Elm Tree Farmhouse is a Grade II* listed building in the Mid Suffolk local planning authority area, England. First listed on 29 July 1955. House. 1 related planning application.
Elm Tree Farmhouse
- WRENN ID
- half-cupola-grain
- Grade
- II*
- Local Planning Authority
- Mid Suffolk
- Country
- England
- Date first listed
- 29 July 1955
- Type
- House
- Source
- Historic England listing
Description
Elm Tree Farmhouse is a house with origins in the 15th century, a late 16th-century cross wing, and a main range rebuilt in the mid 17th century, with alterations in the 19th century. The house is timber-framed and plastered, with steeply pitched plain tiled roofs. The building is arranged in an "L" shape. Originally, the house comprised an open hall with a three-bay parlour cross wing added to the left, with the hall and service bays rebuilt, retaining a screens passage. It has two storeys. The screens passage entrance is located to the right of the centre, featuring a six-panelled, architraved door. There are three-light sash windows with glazing bars, some opening to form six lights on the ground floor of the hall. Ground floor hoodboards are present. Above the entrance and below the boxed eaves is a reset early 16th-century carved oriel soffit depicting an angel bearing De la Pole arms.
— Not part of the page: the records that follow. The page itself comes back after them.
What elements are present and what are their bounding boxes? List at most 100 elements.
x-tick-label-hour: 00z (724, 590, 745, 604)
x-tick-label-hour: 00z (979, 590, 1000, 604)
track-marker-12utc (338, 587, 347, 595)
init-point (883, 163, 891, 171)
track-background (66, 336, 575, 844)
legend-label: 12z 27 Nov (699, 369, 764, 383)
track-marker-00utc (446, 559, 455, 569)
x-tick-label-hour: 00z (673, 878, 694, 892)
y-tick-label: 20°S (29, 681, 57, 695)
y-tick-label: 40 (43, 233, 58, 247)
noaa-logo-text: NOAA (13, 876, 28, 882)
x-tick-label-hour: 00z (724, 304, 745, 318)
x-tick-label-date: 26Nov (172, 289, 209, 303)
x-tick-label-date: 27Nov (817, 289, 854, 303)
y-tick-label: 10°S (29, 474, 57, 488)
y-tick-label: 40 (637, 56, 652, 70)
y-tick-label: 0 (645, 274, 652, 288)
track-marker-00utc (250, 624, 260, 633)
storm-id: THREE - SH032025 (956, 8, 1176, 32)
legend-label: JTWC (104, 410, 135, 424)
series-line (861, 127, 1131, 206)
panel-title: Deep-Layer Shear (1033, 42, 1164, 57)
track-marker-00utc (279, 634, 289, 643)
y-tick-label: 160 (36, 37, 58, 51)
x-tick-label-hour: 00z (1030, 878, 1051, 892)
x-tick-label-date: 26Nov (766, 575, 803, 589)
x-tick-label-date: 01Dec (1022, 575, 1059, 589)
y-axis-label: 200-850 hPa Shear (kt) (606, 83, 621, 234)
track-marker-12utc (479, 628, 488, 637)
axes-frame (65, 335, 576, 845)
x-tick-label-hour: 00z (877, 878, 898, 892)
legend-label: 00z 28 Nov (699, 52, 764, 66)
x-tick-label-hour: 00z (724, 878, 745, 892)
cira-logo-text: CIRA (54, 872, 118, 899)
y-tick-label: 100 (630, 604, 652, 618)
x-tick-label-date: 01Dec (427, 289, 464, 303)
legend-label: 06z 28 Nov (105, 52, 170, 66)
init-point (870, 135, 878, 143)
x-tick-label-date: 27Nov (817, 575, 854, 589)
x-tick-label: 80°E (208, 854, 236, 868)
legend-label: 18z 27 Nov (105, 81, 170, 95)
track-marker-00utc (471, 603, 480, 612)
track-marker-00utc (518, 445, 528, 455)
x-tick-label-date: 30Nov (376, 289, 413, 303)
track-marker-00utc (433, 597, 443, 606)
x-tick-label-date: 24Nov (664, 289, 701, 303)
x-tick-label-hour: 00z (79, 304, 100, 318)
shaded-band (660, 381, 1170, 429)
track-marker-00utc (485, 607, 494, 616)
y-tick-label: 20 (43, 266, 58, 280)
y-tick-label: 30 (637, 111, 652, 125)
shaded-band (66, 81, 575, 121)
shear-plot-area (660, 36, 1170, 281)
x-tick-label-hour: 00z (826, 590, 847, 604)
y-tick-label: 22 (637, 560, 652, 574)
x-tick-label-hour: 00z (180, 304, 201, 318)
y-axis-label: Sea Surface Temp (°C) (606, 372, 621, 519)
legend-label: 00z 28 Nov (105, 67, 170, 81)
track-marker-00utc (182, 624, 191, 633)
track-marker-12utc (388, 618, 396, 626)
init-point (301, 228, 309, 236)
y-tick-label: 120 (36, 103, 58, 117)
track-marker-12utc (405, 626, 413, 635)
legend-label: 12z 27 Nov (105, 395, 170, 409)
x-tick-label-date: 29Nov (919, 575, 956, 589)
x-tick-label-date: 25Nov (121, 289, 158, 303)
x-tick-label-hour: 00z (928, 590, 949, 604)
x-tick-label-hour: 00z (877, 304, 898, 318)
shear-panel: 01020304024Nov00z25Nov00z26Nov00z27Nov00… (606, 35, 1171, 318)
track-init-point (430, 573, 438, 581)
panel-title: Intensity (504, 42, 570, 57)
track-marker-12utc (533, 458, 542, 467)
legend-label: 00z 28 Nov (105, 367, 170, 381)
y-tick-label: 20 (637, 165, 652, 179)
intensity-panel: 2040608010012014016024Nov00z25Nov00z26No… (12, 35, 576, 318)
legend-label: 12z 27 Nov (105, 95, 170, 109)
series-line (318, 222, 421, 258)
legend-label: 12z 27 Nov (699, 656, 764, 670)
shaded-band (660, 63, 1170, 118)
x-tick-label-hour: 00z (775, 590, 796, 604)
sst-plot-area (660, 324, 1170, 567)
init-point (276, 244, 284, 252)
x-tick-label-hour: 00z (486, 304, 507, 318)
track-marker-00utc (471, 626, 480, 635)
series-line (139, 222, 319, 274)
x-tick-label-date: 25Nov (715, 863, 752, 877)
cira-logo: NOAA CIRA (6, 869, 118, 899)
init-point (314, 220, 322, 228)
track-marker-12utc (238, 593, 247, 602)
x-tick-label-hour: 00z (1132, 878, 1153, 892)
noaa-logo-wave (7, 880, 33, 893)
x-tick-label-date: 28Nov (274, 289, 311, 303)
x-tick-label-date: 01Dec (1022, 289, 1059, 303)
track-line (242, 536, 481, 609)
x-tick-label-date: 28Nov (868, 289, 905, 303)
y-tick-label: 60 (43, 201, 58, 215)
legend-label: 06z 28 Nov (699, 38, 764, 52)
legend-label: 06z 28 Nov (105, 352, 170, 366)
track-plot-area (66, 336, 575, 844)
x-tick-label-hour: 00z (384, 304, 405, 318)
The axial ridge stack is located to the left between the hall and parlour, featuring four conjoined hexagonal shafts. A half-glazed door is on the right gable end, alongside two small casements. Exposed purlins are visible. To the left is a gablet over a 19th-century hip on the parlour wing, with a lower ridge and two- and three-light casements. The rear gable end has a pentice board, exposed plates and purlins, and a lean-to outshut on the inner return. The rear of the main range has scattered two-light casements; a first-floor original four-light chamfered mullioned window is present, along with an inserted stack in the service bay.
Inside, a 17th-century panelled screen with chamfered muntins divides the hall. Other internal features include close studding, stop-chamfered storey posts, a raised cross axial binding beam and joists, a two-light chamfered mullioned window opening, an 18th-century corner cupboard, a stop-chamfered cross axial binding beam in the service bay, a staircase behind the stack, and a parlour with a restored 17th-century ornamental plaster ceiling divided into two sections by a roll-moulded cross axial binding beam. Further features include roll mouldings around the panels, central fleur-de-lis and Tudor rose lozenges, scrolled pomegranate borders, cranked and curved braces in the walling, straight braces to tie beams, and original posts flanking the stack with a tie beam cut. The parlour wing contains a depressed brick arched fireplace and reverse curved bracing; it was reroofed and originally had arched braces to tie beams. The main range has a double purlin roof with lower butt purlins, upper purlins clasped by collars and halved principal rafters, and arched windbraces. Attached to the rear of the service end is a 19th-century outbuilding, weatherboarded and pantiled, with mixed casements, stable doors, and a ridge stack.